In a particularly gloomy passage of his address, he said not one of the 38 provinces is without sin and each one has some form of "corruption"

The Archbishop said: "There is litigation, the use of civil courts for church matters in some places. Sexual morality divides us over same-sex issues, where we are seen as either compromising or homophobic. The list can go on and on."

For all that there is good news, however, and around the world the Church is growing, evangelising and leading people to life in Christ.

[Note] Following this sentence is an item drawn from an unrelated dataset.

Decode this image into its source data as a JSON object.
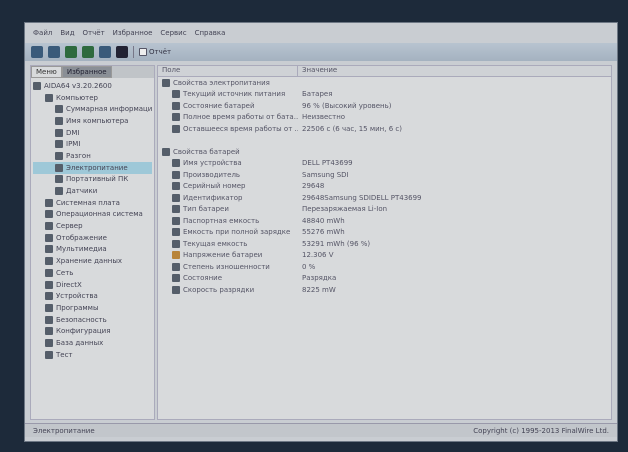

The Church of England is itself "a major part of the glue that holds society together", Welby added, such as in education and tackling poverty. "A recent attempt to introduce assisted suicide was crushingly defeated in Parliament. We are exempted from the same-sex marriage act, showing that our voice is still heard against the prevailing wind of our society, and at much cost to ourselves, by the way."

"The Church of England is still a primary source of leadership for communities, to the dismay of the secularists. It is a struggle, but we are not losing. And we are also in the middle of the biggest reform of the Church since the mid 19th century. We are planting churches. The Archbishop of York is on an evangelistic pilgrimage, I imagine the first Archbishop of York to do that in centuries, even perhaps over 1,000 years. And the Bench of Bishops is described by the longer standing members as the most orthodox since World War II.

"Around the world it is Anglicans who serve Christ in every possible way, supporting one another in bringing peace, in defending the oppressed, in education and health, and who are active in evangelism, bringing salvation to the lost. Diocesan partnerships are often strong, and mutually beneficial. We must not despair, because for all our faults God is at work by His Spirit, and we are in the end those who are sent by Jesus as the Father sent Him."

Welby concluded by pleading the case for unity.

"Without each other we are deeply weakened, because we have a mission that is only sustainable when we conform to the image of Christ, which is first to love one another," he said.